Farideh pursed her mouth and shook her head. “I wanted …” She trailed off into a terrible silence. “I don’t want to go where I’m not wanted.”
“That’s not what I’m saying.”
“Then what are you saying?” She looked at him then, and it nearly tore his heart. “What do you want from me? You can’t just bring up leaving me behind, as if it’s the same if I stay or go. You said it didn’t matter, and now … now it matters, now you’re afraid I’m … what? That I’m going to set your mother on fire?”
“Don’t be ridiculous,” Dahl said. But she did hit you with that magical missile, he thought. An accident—whatever had happened with Ilstan was still a mystery, and with the war wizard’s body still missing …
How can you even think of leaving her? Dahl asked himself. But then he thought of the burning angel, the ravenous souls of the damned—how have you not run already? There wasn’t a doubt in his heart that if a soul said a word about Farideh being a tiefling, he would defend her to the last. But if they said anything about her being a Chosen of Asmodeus?
“You should go,” Farideh said, even though her hands still knotted around his. “You have to pack and … what do I tell the others?”
He pulled her closer. “I want to make sure that you’re ready for this. That’s what I’m asking. That’s what I want you to think about. I love you. I just want this to be easy.” He bent to kiss her, and she turned her cheek to him.
“It’s not going to be easy,” she said. “You know that.”
There’s another answer, Dahl thought, even though he wasn’t sure he ought to believe that. He kissed her and left the tallhouse, ostensibly to pack his things, to settle his plans with Vescaras and make certain the Harpers would not suffer at his absence. But instead he went to the Temple of Oghma and lay upon the floor before the idol.
The answer did not lie in the peace of Oghma. After uncountable hours of chasing the god’s attention, trying not to beg for answers, Dahl sat up. He crossed his legs and rested his head in his hands.
He never gave you answers, Dahl reminded himself. You figured out the answers. You have to figure this one out too. That, alone, brought the faint warmth of the god’s presence, and Dahl sighed.
She warned you, he thought looking up at the idol of Oghma. She told you she was a Chosen of Asmodeus and you didn’t ask what that meant. You didn’t want to know.

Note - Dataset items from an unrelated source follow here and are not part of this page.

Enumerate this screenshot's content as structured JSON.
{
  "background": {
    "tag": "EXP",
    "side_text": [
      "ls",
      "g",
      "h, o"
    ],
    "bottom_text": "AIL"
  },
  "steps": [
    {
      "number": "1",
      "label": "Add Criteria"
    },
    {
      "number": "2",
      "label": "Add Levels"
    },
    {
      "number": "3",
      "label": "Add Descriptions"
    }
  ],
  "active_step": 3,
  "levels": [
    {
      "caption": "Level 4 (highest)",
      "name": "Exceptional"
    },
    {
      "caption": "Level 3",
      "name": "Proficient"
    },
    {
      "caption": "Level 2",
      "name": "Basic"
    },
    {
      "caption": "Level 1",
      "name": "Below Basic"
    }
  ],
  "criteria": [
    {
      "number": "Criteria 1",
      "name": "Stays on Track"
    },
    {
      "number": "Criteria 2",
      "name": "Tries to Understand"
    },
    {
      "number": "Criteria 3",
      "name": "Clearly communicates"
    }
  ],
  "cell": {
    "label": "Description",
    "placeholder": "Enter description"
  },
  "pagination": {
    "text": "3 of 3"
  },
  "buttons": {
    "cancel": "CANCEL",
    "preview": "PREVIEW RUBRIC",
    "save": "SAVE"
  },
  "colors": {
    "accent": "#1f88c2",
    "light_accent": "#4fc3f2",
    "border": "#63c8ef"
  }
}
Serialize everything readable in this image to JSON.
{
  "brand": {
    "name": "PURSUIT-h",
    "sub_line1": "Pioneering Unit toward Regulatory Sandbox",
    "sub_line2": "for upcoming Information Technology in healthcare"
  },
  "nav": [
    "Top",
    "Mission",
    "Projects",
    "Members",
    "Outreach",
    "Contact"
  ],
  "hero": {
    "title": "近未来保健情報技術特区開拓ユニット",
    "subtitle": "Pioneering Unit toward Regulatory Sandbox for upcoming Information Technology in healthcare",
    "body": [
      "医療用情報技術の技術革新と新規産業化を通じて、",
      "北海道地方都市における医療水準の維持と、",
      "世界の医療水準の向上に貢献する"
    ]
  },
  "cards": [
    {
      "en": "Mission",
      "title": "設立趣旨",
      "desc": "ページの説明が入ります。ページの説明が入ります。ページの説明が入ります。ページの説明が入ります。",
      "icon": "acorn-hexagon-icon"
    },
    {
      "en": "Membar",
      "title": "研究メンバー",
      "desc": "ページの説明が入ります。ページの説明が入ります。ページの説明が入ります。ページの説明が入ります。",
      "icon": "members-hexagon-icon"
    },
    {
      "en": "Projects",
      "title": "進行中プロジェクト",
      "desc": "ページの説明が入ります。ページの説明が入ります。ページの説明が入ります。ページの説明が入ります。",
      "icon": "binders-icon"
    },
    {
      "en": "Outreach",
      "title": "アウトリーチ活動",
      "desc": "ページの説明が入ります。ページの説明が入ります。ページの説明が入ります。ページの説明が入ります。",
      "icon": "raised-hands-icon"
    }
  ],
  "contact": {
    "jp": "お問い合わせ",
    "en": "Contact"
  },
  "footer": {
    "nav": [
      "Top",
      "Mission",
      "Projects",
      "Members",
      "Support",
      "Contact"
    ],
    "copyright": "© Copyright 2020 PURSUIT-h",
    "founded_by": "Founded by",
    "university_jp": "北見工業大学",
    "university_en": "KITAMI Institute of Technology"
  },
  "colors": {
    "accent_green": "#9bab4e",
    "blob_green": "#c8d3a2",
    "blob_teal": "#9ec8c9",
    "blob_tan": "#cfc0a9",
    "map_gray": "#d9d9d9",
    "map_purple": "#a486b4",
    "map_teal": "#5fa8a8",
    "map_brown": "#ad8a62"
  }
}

But you love her, and that is true. He loved her beyond all reason, and the very idea of never seeing Farideh again was so unbearable he rejected it out of hand. Everything that happened in the tunnels didn’t change the fact he loved her.
It makes it harder, he amended. But it doesn’t change it.
So there are two paths, he reasoned. Either you accept that she is bound like this, that she has a god’s notice she wishes were gone. You stay and you stand by her and you accept what that means. Or you decide it’s all too much and you let her go—you can’t ask her to stay with you if you won’t stay with her. It was that simple after all.